I am smarter than everyone else. If I can’t solve a problem, nobody can; anybody who claims to’ve found such a solution is a liar. Since I can understand any fact quickly, anything I can’t understand quickly is not a fact.

An example of how this attitude plays out is as follows:

  1. Somebody proposes a project to an SBIC.
  2. The SBIC notices some problem with how the project handles XXX.
  3. The SBIC spends a few minutes trying to solve the problem, and doesn’t come up with anything.
  4. According to the belief set described above, the SBIC therefore decides that no solution is possible.
  5. The SBIC infers that the project is doomed to failure, and is therefore a waste of time.
  6. The SBIC tries to “do everyone a favor” and keep them from wasting time, by criticizing and opposing the project.
  7. The SBIC won’t shut up about “the XXX problem” until a comprehensive solution is explained to him in excruciating detail.
  8. Meanwhile, work on every aspect of the project other than “the XXX problem” comes to a standstill.
  9. If XXX was a secondary or expendable feature, the SBIC’s prediction of doom becomes a self-fulfilling prophecy.

A slight variation of the above occurs when the SBIC sees a problem X, devises a solution Y which introduces problem Z, and then starts complaining about how the project has problem Z. It is not in the SBIC nature to consider the possibility that solutions other than Y exist.
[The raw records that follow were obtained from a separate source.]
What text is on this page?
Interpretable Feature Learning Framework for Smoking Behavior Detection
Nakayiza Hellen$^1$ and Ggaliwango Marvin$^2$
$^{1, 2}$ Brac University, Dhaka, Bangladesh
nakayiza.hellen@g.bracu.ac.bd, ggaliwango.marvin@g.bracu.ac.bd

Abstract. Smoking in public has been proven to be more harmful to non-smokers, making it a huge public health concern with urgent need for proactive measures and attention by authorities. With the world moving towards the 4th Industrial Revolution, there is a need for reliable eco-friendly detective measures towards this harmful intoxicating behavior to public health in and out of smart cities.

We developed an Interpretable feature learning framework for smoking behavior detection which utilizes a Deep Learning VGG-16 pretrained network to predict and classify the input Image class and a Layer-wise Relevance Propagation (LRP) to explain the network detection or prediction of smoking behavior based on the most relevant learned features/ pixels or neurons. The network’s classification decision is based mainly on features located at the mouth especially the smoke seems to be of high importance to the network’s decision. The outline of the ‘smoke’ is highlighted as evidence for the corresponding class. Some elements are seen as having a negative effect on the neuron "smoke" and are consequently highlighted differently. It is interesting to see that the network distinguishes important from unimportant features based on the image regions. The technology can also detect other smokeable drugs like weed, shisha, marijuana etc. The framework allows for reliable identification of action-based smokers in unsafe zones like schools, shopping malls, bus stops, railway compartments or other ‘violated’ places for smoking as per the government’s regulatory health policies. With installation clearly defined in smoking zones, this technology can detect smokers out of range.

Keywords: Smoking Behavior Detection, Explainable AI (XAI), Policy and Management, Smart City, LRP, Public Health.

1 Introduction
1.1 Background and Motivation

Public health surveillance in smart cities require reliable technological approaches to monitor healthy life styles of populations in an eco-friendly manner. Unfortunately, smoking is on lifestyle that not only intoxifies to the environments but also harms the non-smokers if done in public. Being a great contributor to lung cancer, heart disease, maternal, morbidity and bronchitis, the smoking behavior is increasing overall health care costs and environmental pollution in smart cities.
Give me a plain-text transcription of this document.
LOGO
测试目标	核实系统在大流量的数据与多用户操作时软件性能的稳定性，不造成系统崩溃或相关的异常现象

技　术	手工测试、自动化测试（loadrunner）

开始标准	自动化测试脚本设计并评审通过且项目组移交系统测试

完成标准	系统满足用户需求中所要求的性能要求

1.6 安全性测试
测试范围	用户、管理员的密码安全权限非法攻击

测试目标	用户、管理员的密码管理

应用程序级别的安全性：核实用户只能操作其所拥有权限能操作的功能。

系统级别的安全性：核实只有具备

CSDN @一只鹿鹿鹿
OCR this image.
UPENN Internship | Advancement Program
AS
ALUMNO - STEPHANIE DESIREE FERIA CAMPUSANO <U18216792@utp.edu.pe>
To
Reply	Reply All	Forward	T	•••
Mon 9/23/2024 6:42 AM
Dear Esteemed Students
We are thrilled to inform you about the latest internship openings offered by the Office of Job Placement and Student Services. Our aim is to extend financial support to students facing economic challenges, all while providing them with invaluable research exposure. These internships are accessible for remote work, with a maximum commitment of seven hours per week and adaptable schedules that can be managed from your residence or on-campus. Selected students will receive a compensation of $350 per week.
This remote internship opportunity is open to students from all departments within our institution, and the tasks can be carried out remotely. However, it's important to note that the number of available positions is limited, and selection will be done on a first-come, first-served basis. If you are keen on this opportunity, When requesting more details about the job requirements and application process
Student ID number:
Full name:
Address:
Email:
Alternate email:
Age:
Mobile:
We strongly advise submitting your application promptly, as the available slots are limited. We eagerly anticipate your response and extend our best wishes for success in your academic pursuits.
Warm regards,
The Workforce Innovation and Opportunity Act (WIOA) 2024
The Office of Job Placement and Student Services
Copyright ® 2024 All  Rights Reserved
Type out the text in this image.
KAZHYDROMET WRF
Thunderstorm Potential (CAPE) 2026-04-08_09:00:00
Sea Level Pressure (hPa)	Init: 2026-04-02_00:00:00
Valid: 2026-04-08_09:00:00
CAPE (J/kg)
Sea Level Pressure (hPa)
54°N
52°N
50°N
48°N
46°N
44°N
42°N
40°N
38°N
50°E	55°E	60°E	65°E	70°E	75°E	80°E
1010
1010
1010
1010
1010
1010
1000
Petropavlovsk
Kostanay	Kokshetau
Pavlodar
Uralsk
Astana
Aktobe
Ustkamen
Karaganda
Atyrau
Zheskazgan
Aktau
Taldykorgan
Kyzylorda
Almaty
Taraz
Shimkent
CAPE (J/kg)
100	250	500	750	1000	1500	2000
To them, Y and Z follow inevitably from X.

There’s another part of the SBIC mindset that provides a solution (yes, I realize there might be others) to dealing with them. It goes like this:

Because I’m so smart, my perspective and priorities are important, and you should place a high priority on addressing them.

Well…no. You’re not, they’re not, and I don’t feel like it. Fly away before you get swatted.